Dr. Stewart is the site principal investigator for another grant for the study of diabetes, obesity, and other metabolic disorders, which was recently renewed by the National Institutes of Health. That five-year, $9.5 million grant was awarded to support the Einstein-Mount Sinai Diabetes Research Center, a regional collaborative led by Jeffrey Pessin, PhD, the Judy R. and Alfred A. Rosenberg Professorial Chair in Diabetes Research at the Albert Einstein College of Medicine and principal investigator on the grant.

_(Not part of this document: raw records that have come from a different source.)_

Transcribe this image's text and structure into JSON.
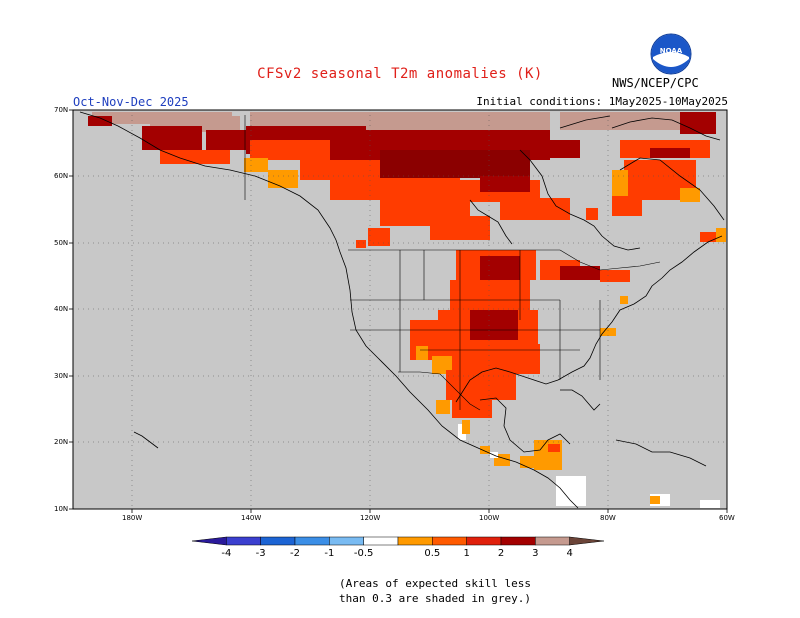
{
  "title": "CFSv2 seasonal T2m anomalies (K)",
  "season": "Oct-Nov-Dec 2025",
  "initial_conditions": "Initial conditions: 1May2025-10May2025",
  "credit": "NWS/NCEP/CPC",
  "logo_text": "NOAA",
  "icons": [
    "noaa-logo-icon"
  ],
  "map": {
    "background_color": "#c8c8c8",
    "lat_labels": [
      "70N",
      "60N",
      "50N",
      "40N",
      "30N",
      "20N",
      "10N"
    ],
    "lon_labels": [
      "180W",
      "140W",
      "120W",
      "100W",
      "80W",
      "60W"
    ]
  },
  "legend": {
    "labels": [
      "-4",
      "-3",
      "-2",
      "-1",
      "-0.5",
      "0.5",
      "1",
      "2",
      "3",
      "4"
    ],
    "colors": [
      "#2a1a9b",
      "#3b3fcf",
      "#1c64d4",
      "#3b8ee6",
      "#79bbf2",
      "#ffffff",
      "#ff9a00",
      "#ff5a00",
      "#e0200c",
      "#a30000",
      "#c59a8f",
      "#6b4438"
    ],
    "gray_note": "grey"
  },
  "note": {
    "line1": "(Areas of expected skill less",
    "line2": "than 0.3 are shaded in grey.)"
  }
}
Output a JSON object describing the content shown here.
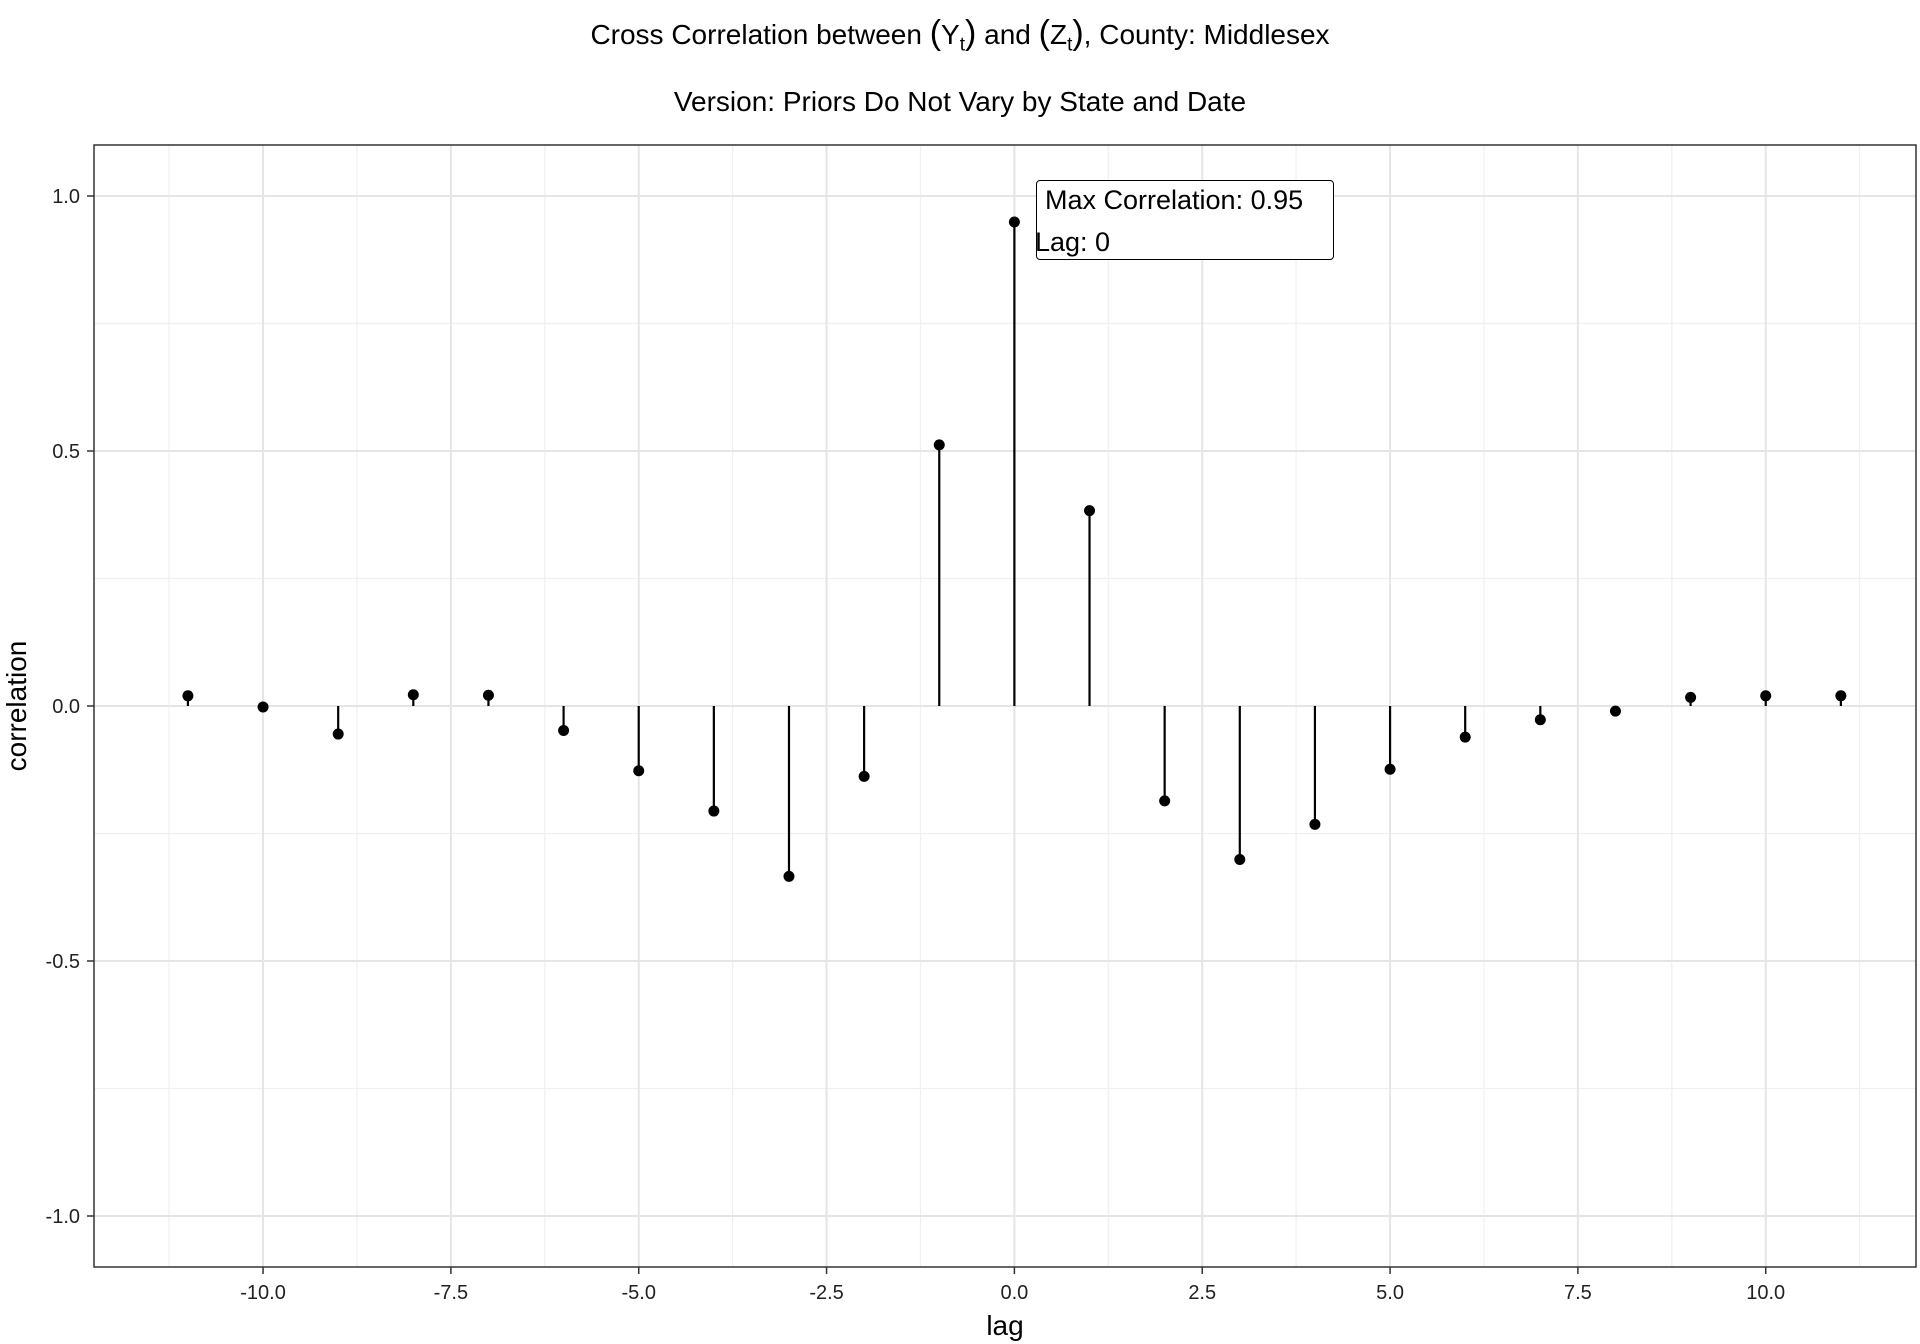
{
  "chart_data": {
    "type": "stem",
    "title": {
      "prefix": "Cross Correlation between ",
      "y_var": "Y",
      "y_sub": "t",
      "mid": " and ",
      "z_var": "Z",
      "z_sub": "t",
      "suffix": ", County: Middlesex"
    },
    "subtitle": "Version: Priors Do Not Vary by State and Date",
    "xlabel": "lag",
    "ylabel": "correlation",
    "xlim": [
      -12.25,
      12.0
    ],
    "ylim": [
      -1.1,
      1.1
    ],
    "x_ticks": [
      -10.0,
      -7.5,
      -5.0,
      -2.5,
      0.0,
      2.5,
      5.0,
      7.5,
      10.0
    ],
    "x_tick_labels": [
      "-10.0",
      "-7.5",
      "-5.0",
      "-2.5",
      "0.0",
      "2.5",
      "5.0",
      "7.5",
      "10.0"
    ],
    "y_ticks": [
      -1.0,
      -0.5,
      0.0,
      0.5,
      1.0
    ],
    "y_tick_labels": [
      "-1.0",
      "-0.5",
      "0.0",
      "0.5",
      "1.0"
    ],
    "grid": true,
    "x": [
      -11,
      -10,
      -9,
      -8,
      -7,
      -6,
      -5,
      -4,
      -3,
      -2,
      -1,
      0,
      1,
      2,
      3,
      4,
      5,
      6,
      7,
      8,
      9,
      10,
      11
    ],
    "values": [
      0.02,
      -0.002,
      -0.055,
      0.022,
      0.021,
      -0.048,
      -0.127,
      -0.206,
      -0.334,
      -0.138,
      0.512,
      0.949,
      0.383,
      -0.186,
      -0.301,
      -0.232,
      -0.124,
      -0.061,
      -0.027,
      -0.01,
      0.017,
      0.02,
      0.02
    ],
    "annotation": {
      "line1": "Max Correlation: 0.95",
      "line2": "Lag: 0"
    }
  }
}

The Center was founded in 1976 and has long focused its efforts on minority and other underserved populations in the region. Five years ago, it expanded into a regional collaborative, partnering with Mount Sinai to increase its capacity to support research studies and services. “The idea of these center grants is to have a series of cores that allow us to help people who are doing research, to do it faster, better, and more cost-efficiently,” Dr. Stewart says. For example, at Mount Sinai a core providing expertise in immune technology is led by Dirk Homann, MD, Professor of Medicine (Endocrinology, Diabetes and Bone Disease); and a human islet adenovirus core is led by Dr. García-Ocaña.

“The Center has provided a major boost to basic science and clinical diabetes and obesity research and training efforts at both Mount Sinai, Albert Einstein College of Medicine, and multiple other medical schools in the greater New York region,” Dr. Stewart says. “The Einstein team has been an extraordinary scientific partner.”